Heil Hitler ! encore une bonne plaisanterie. Christian ne se donna pas la peine de répondre à ce salut.
– Qu’est-ce qui se passe, ici ? demanda Christian.
– Nous attendons.
Le garde haussa les épaules.
– Vous attendez quoi ?
Le garde haussa les épaules et sourit stupidement.
– Quelles nouvelles ? demanda-t-il.
– Les Américains viennent de capituler, dit Christian. Demain, c’est le tour des Russes.
Une seconde, le garde parut sur le point de le croire. Un éclair de joie crédule brilla sur son visage. Puis il comprit.

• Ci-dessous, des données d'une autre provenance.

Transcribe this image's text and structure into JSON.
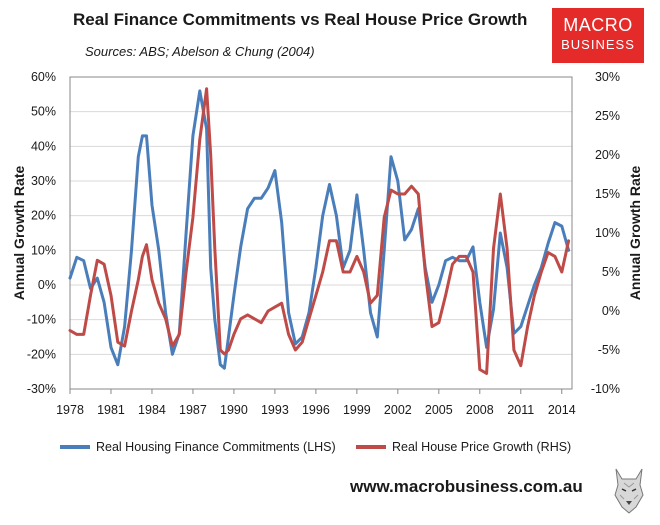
{
  "header": {
    "title": "Real Finance Commitments vs Real House Price Growth",
    "sources": "Sources: ABS; Abelson & Chung (2004)"
  },
  "logo": {
    "line1": "MACRO",
    "line2": "BUSINESS"
  },
  "footer": {
    "url": "www.macrobusiness.com.au"
  },
  "colors": {
    "series1": "#4a7ebb",
    "series2": "#be4b48",
    "grid": "#d9d9d9",
    "axis": "#888888",
    "logo_bg": "#e52b2a"
  },
  "chart_data": {
    "type": "line",
    "title": "Real Finance Commitments vs Real House Price Growth",
    "x_ticks": [
      "1978",
      "1981",
      "1984",
      "1987",
      "1990",
      "1993",
      "1996",
      "1999",
      "2002",
      "2005",
      "2008",
      "2011",
      "2014"
    ],
    "xlim": [
      1978,
      2014.75
    ],
    "y_left": {
      "label": "Annual Growth Rate",
      "lim": [
        -30,
        60
      ],
      "ticks": [
        -30,
        -20,
        -10,
        0,
        10,
        20,
        30,
        40,
        50,
        60
      ],
      "tick_labels": [
        "-30%",
        "-20%",
        "-10%",
        "0%",
        "10%",
        "20%",
        "30%",
        "40%",
        "50%",
        "60%"
      ]
    },
    "y_right": {
      "label": "Annual Growth Rate",
      "lim": [
        -10,
        30
      ],
      "ticks": [
        -10,
        -5,
        0,
        5,
        10,
        15,
        20,
        25,
        30
      ],
      "tick_labels": [
        "-10%",
        "-5%",
        "0%",
        "5%",
        "10%",
        "15%",
        "20%",
        "25%",
        "30%"
      ]
    },
    "series": [
      {
        "name": "Real Housing Finance Commitments (LHS)",
        "axis": "left",
        "x": [
          1978,
          1978.5,
          1979,
          1979.5,
          1980,
          1980.5,
          1981,
          1981.5,
          1982,
          1982.5,
          1983,
          1983.3,
          1983.6,
          1984,
          1984.5,
          1985,
          1985.5,
          1986,
          1986.5,
          1987,
          1987.5,
          1988,
          1988.3,
          1988.6,
          1989,
          1989.3,
          1989.6,
          1990,
          1990.5,
          1991,
          1991.5,
          1992,
          1992.5,
          1993,
          1993.5,
          1994,
          1994.5,
          1995,
          1995.5,
          1996,
          1996.5,
          1997,
          1997.5,
          1998,
          1998.5,
          1999,
          1999.5,
          2000,
          2000.5,
          2001,
          2001.5,
          2002,
          2002.5,
          2003,
          2003.5,
          2004,
          2004.5,
          2005,
          2005.5,
          2006,
          2006.5,
          2007,
          2007.5,
          2008,
          2008.5,
          2009,
          2009.5,
          2010,
          2010.5,
          2011,
          2011.5,
          2012,
          2012.5,
          2013,
          2013.5,
          2014,
          2014.5
        ],
        "values": [
          2,
          8,
          7,
          -1,
          2,
          -5,
          -18,
          -23,
          -12,
          10,
          37,
          43,
          43,
          23,
          10,
          -8,
          -20,
          -14,
          15,
          43,
          56,
          45,
          5,
          -10,
          -23,
          -24,
          -15,
          -3,
          11,
          22,
          25,
          25,
          28,
          33,
          18,
          -8,
          -17,
          -15,
          -8,
          5,
          20,
          29,
          20,
          5,
          10,
          26,
          10,
          -8,
          -15,
          10,
          37,
          30,
          13,
          16,
          22,
          5,
          -5,
          0,
          7,
          8,
          7,
          7,
          11,
          -5,
          -18,
          -7,
          15,
          5,
          -14,
          -12,
          -6,
          0,
          5,
          12,
          18,
          17,
          10
        ]
      },
      {
        "name": "Real House Price Growth (RHS)",
        "axis": "right",
        "x": [
          1978,
          1978.5,
          1979,
          1979.5,
          1980,
          1980.5,
          1981,
          1981.5,
          1982,
          1982.5,
          1983,
          1983.3,
          1983.6,
          1984,
          1984.5,
          1985,
          1985.5,
          1986,
          1986.5,
          1987,
          1987.5,
          1988,
          1988.3,
          1988.6,
          1989,
          1989.3,
          1989.6,
          1990,
          1990.5,
          1991,
          1991.5,
          1992,
          1992.5,
          1993,
          1993.5,
          1994,
          1994.5,
          1995,
          1995.5,
          1996,
          1996.5,
          1997,
          1997.5,
          1998,
          1998.5,
          1999,
          1999.5,
          2000,
          2000.5,
          2001,
          2001.5,
          2002,
          2002.5,
          2003,
          2003.5,
          2004,
          2004.5,
          2005,
          2005.5,
          2006,
          2006.5,
          2007,
          2007.5,
          2008,
          2008.5,
          2009,
          2009.5,
          2010,
          2010.5,
          2011,
          2011.5,
          2012,
          2012.5,
          2013,
          2013.5,
          2014,
          2014.5
        ],
        "values": [
          -2.5,
          -3,
          -3,
          2,
          6.5,
          6,
          2,
          -4,
          -4.5,
          0,
          4,
          7,
          8.5,
          4,
          1,
          -1,
          -4.5,
          -3,
          5,
          12,
          22,
          28.5,
          20,
          8,
          -5,
          -5.5,
          -5,
          -3,
          -1,
          -0.5,
          -1,
          -1.5,
          0,
          0.5,
          1,
          -3,
          -5,
          -4,
          -1,
          2,
          5,
          9,
          9,
          5,
          5,
          7,
          5,
          1,
          2,
          12,
          15.5,
          15,
          15,
          16,
          15,
          5,
          -2,
          -1.5,
          2,
          6,
          7,
          7,
          5,
          -7.5,
          -8,
          8,
          15,
          8,
          -5,
          -7,
          -2,
          2,
          5,
          7.5,
          7,
          5,
          9
        ]
      }
    ]
  }
}
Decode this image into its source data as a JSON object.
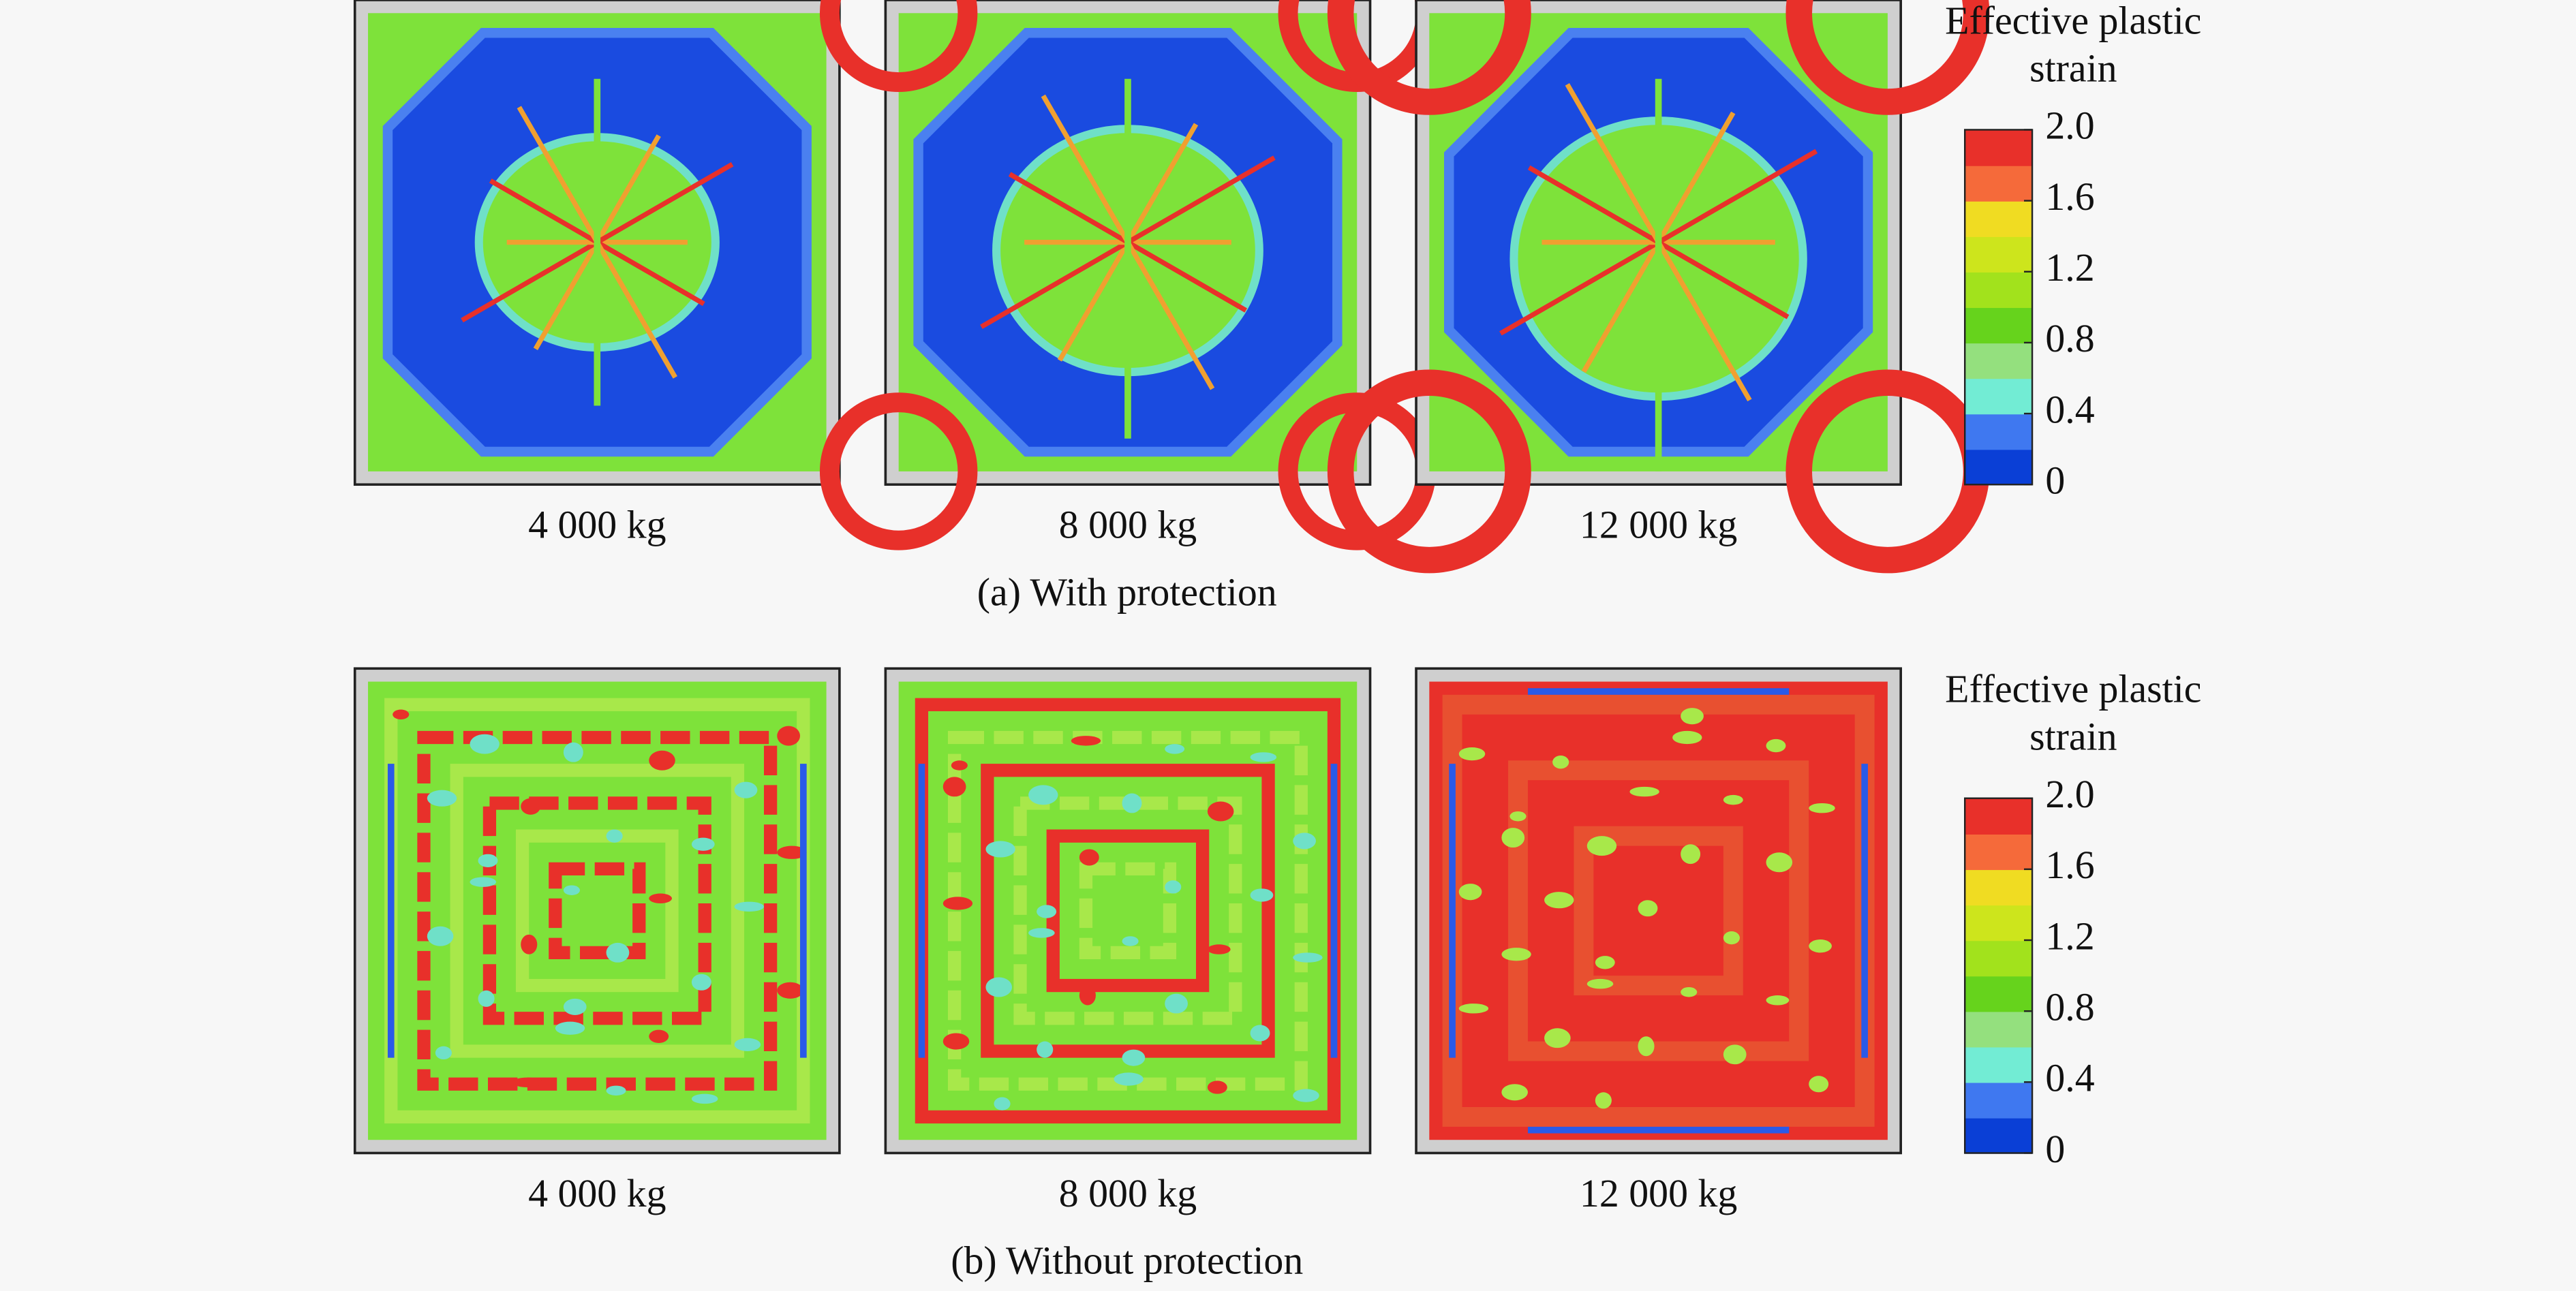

– Vous avez l’air d’excellente humeur, dit-il tristement.
– Je suis d’excellente humeur, répliqua Christian. Je viens de prendre des vacances.
– Croyez-vous que les Américains seront là aujourd’hui ? demanda le garde avec anxiété.
– Ils peuvent arriver dans dix minutes, dans dix jours ou dans dix semaines, répondit Christian. Qui peut dire ce que feront les Américains ?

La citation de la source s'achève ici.